What would you do with £50m?


The first of a series of extracts from Climate Change, a report on the impact of the Legal Services Act published by accountants Baker Tilly, considers what kinds of law firms and investors will be interested in taking advantage of alternative business structures

Cash injection: it may be mid-tier firms that look to fund their M&A activity through external capital

There is a growing imperative for change. The Baker Tilly survey (see story) found that around half of law firms had either lostt business to a non-lawyer competitor or expected to. So what kinds of law firms and investors will be interested in taking advantage of ABSs?

Matthew Gwynne of private bank Investec reckons that the biggest beasts in the City will not be rushing forwards.

“Magic circle firms have strong brands and strong balance sheets, and therefore may not currently require additional capital or innovative funding structures to grow,” he says. “This could explain why the movements we have seen are generally in the tier just below the magic circle and in firms which are progressive in their thinking and possibly more aggressive in their goals.

“If you look at the mid-tier, you’re talking about firms that turn over maybe £100 million to £200 million. In the UK they would be considered big law firms, but in the grand scheme of things they’re not very large companies. Even the magic circle firms are relatively small in comparison to an equivalent firm in the accountancy sector. We believe that the growth potential is there, but it may well be that only a few firms are able to capitalise.”

One problem is that some of the firms which will think ABSs are a good idea are probably the firms which realise they are struggling and see them as a last resort. This would be the worst of all worlds. Richard Meddelton, relationship director at Santander Corporate Banking, says: “The legal sector is extremely conservative and you couldn’t really afford for there to be one or two early failures resulting from the Legal Services Act. But there will be successes. What’s important is that the winners are picked early and backed, because I don’t think the market at this time can afford too many failures.”

Martin Prentice, a relationship director at Lloyds TSB Corporate Markets, predicts a ‘wait and see’ approach. “We’ve had conversations with a number of top-tier firms and the next tier down, and I think it would be fair to say that whilst there has quite rightly been a lot of talk and discussion, in terms of converting that into a more tangible forward plan, it’s tended to be more on tomorrow’s agenda than today’s.”

In fact, says Leslie Perrin, former senior partner of national law firm Osborne Clarke and now chairman of third-party litigation funder Calunius Capital, the partners at magic circle firms would probably not know what to do with £50 million to spend, “other than a one-time liquidity event for the current generation of partners, which would effectively be at the expense of future generations of partners”.

Mid-tier firms first

Rob Donaldson, head of the private equity team at Baker Tilly, draws an analogy with what happened with a ccountancy firms: “The big firms stayed relatively aloof from takingoutside capital, the smaller firms were

too small to attract the interest of outside investors, and it is the middle tier who have either gone on the public markets or found other ways to fund their M&A activities. I think you’ll have the mid-tier law firms taking advantage of the changes first.”
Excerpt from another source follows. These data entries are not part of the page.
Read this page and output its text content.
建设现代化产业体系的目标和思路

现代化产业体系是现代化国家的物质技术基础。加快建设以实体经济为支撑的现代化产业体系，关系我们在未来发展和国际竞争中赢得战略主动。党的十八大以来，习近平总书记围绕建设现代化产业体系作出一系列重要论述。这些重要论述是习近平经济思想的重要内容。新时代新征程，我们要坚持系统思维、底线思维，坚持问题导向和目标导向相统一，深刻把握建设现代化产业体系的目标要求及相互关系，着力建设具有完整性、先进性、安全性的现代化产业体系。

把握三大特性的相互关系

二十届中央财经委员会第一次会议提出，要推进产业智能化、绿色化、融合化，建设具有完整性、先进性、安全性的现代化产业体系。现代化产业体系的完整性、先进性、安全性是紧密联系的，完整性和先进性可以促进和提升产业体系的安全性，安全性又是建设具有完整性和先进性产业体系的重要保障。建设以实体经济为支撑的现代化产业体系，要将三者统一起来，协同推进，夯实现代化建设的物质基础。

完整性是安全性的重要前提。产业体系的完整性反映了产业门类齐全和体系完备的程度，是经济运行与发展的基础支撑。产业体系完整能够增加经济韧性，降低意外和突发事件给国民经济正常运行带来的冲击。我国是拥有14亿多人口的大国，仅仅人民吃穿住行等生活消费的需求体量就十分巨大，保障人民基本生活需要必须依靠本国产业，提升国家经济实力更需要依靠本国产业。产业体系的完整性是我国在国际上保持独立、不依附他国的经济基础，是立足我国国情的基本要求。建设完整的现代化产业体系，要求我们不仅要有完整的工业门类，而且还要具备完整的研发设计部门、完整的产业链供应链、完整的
Matthew Gwynne’s colleague at Investec, Jonathan Harvey, also believes that “there are a lot of people waiting for someone else to make the first move”. He sees the real threat to the industry as coming from new entrants that will start a business afresh, inject capital into it, and run it in a way that is very different to the traditional law firm model. This would, however, be a “longer-term play”, he recognises.

“Law firms have historically been highly profitable, so there is a definite appeal for new entrants. It may even prove to be a more palatable option than the cultural challenges involved in investing in an existing law firm. It can be very challenging on both the private equity and law firm side to merge two different cultures together and achieve the desired growth and increased profitability from the capital injection.”

Kevin Pearson, also a relationship director at Lloyds, believes that such a start-up is more likely at the consumer end of the market. “I think that would have to be very much a commodity-related product, such as personal injury, where face-to-face contact with a lawyer is not the most important thing. That sort of business could be formed if the consumer could see that it provided them with a good service and was good value for money. But it would have to be in a relatively narrow part of the market rather than being an all-service firm.”

But Richard Meddelton is not convinced of the viability of a start-up, at least in the short term: “It’s very easy to say that law firms aren’t efficient. The model has worked for several centuries – albeit in a privileged state, yes – but the expertise is nevertheless there. I think law firms will provide steady, rather than spectacular, growth for an investor. For a private equity house this may well prove to be a challenge.”

Tony Pierre, head of Baker Tilly’s London corporate finance team, says he could easily see a supermarket setting up a legal services section in each of its stores to deal with accident claims, wills and so on. “I think they would probably want a platform to build on. They would identify a law firm that was providing commodity-type services and build on that. Private equity doesn’t really go into start-up type situations. They like to go into a business that is already established and can be taken to the next level – and quickly.”